Tuesday, June 13, 2006

Trying To Shift Back

When relationships first start, there is a certain element there, a certain spark, a certain bliss. Things are sweet, hands are held, kisses on the forehead are frequent, things are easy. But eventually these things fade a little, sometimes they almost disappear all together. So what causes this? What induces this change?

For some relationships, they just fade because there is a certain comfortableness there that makes those sweet sentiments not really necessary any more. In some relationships, the sentiments were never really real in the first place. So when the "show" part of the relationship is over, so are the forehead kisses and flowers for no reason.
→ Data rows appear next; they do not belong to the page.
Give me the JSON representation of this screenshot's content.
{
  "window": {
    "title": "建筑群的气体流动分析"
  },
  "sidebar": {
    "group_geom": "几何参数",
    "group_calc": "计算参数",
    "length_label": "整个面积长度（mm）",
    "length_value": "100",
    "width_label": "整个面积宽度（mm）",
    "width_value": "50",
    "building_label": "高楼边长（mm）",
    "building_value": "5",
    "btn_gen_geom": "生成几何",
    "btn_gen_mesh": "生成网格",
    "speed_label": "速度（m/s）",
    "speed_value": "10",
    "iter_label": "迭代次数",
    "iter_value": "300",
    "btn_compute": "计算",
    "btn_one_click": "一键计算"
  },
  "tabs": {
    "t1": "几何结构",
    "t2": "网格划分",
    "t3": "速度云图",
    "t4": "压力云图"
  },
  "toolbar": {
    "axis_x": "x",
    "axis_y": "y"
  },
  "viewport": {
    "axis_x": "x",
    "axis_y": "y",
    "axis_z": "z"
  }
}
But other relationships take a turn that inadvertedly causes a shift, and with this shift, the sentiments change.

I think this is what happened with me. Then again I could be getting way ahead of myself and this is not happening at all.

Obviously there has been a turn, more like a head on collision that threw me in the other direction. I'm worried that maybe in my attempt to hold on to what I had, I may have pushed it away, and with it my guy who gives me Gerber Daises, takes me fishing, replaces my lost hat, slow dances with me in the living room, and generally just makes me really happy. I really like all of these things. I've never really had this before, and I'm not ready to give it up yet.

This makes me wonder, in relationships, how can you shift back?

1 Comments:

Anonymous Anonymous said...

God has a plan for all of us and only time will tell which way things will shift. I'll keep my fingers crossed for you.